Using ViralGeneClock, the users can deposit the whole genome sequence (WGS) of different strains of a virus. The tool then examines the evolutionary relationship of the strains, and also estimates the relative mutation rates of the genes across these strains. It leverages Prokka for viral genome annotation, Muscle for multiple sequence alignment of each gene for different strains and the Neighbor Joining Algorithm for determining genetic distances and branch lengths. ViralGeneClock utilizes the genetic distance and branch length data to then provide relative mutation rates for each annotated gene. This is primarily a Linux tool developed through the Ubuntu subsystem; the environment for running ViralGeneClock can be simulated using Github's Codespaces.
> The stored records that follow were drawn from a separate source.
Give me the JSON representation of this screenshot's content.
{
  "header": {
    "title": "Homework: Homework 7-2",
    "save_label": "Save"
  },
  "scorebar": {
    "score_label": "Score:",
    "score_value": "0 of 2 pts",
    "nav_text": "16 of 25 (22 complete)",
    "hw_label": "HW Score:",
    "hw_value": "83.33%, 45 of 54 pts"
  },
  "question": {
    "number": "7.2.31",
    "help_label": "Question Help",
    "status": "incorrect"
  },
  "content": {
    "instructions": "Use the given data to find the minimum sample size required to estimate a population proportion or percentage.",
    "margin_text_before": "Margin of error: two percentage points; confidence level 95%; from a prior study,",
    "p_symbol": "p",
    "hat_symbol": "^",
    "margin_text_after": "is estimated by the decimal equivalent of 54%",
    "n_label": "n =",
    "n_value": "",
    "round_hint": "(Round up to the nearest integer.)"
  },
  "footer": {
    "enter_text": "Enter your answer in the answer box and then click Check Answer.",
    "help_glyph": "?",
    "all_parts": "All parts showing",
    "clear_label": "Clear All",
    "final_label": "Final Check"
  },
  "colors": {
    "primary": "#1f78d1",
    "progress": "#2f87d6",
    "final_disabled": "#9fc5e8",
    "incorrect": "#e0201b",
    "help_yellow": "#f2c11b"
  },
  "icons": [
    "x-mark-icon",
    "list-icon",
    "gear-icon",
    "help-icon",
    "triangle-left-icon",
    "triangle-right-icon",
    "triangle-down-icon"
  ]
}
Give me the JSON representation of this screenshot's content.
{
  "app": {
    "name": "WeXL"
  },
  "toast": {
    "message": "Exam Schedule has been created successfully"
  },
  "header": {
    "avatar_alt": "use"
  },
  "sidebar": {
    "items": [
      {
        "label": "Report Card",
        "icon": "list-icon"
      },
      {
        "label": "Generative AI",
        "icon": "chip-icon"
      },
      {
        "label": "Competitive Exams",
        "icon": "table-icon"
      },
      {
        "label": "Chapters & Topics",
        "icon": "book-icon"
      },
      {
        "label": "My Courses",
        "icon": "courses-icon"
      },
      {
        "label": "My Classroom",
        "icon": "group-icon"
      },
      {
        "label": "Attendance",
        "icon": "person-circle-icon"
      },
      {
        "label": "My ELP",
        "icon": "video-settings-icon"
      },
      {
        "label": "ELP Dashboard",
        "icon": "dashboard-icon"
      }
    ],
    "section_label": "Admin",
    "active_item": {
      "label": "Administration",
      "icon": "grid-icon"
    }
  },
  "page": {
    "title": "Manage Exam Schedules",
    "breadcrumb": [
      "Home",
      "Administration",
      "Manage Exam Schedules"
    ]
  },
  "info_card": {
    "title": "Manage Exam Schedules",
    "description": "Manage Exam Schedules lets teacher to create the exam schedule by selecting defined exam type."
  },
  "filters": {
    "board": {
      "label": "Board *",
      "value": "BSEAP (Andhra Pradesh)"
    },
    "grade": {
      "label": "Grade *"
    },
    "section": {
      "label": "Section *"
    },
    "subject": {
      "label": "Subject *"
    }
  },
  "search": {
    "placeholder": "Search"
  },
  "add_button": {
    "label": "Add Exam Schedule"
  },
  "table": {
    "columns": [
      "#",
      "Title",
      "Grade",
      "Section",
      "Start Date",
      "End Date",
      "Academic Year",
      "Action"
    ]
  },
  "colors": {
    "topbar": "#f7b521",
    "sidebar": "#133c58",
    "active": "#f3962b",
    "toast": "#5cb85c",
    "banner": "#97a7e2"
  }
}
The final .zip folder is emailed to the provided address. Outputs from the full genome analysis is saved in the folder fullSequence-output. Results from gene-specific analyses are saved in the folder geneAnalysis-output, and the output for relative mutation rates is saved in the folder avg_mutation_rate_final.

Installations

Create a new Github codespace, and clone the repository mkayasth/viralGeneClock--codespaces into your codespace. Using the terminal of the codespace, install the following dependencies:

1) Prokka:

Use the Bioconda channel to install Prokka:

conda install -c conda-forge -c bioconda -c defaults prokka

2) MUSCLE:

wget http://www.drive5.com/muscle/downloads3.8.31/muscle3.8.31_i86linux32.tar.gz
tar -zxvf muscle3.8.31_i86linux32.tar.gz
chmod +x muscle3.8.31_i86linux32

3) Python3 Dependencies:

pip install matplotlib
pip install biopython
pip install flask
pip install flask-mail

Usage

After completing necessary installations, run the web app with app.py :)

python3 app.py

Alternatively, you can use the command line interface with main.py (app.py calls main.py using the subprocess library).

python3 main.py <input_fasta_file> <reference strain>

The <input_fasta_file> comprises the complete set of whole genome sequences (WGS) for the strains you intend to analyze.

Each strain's FASTA header should be the name of the strain.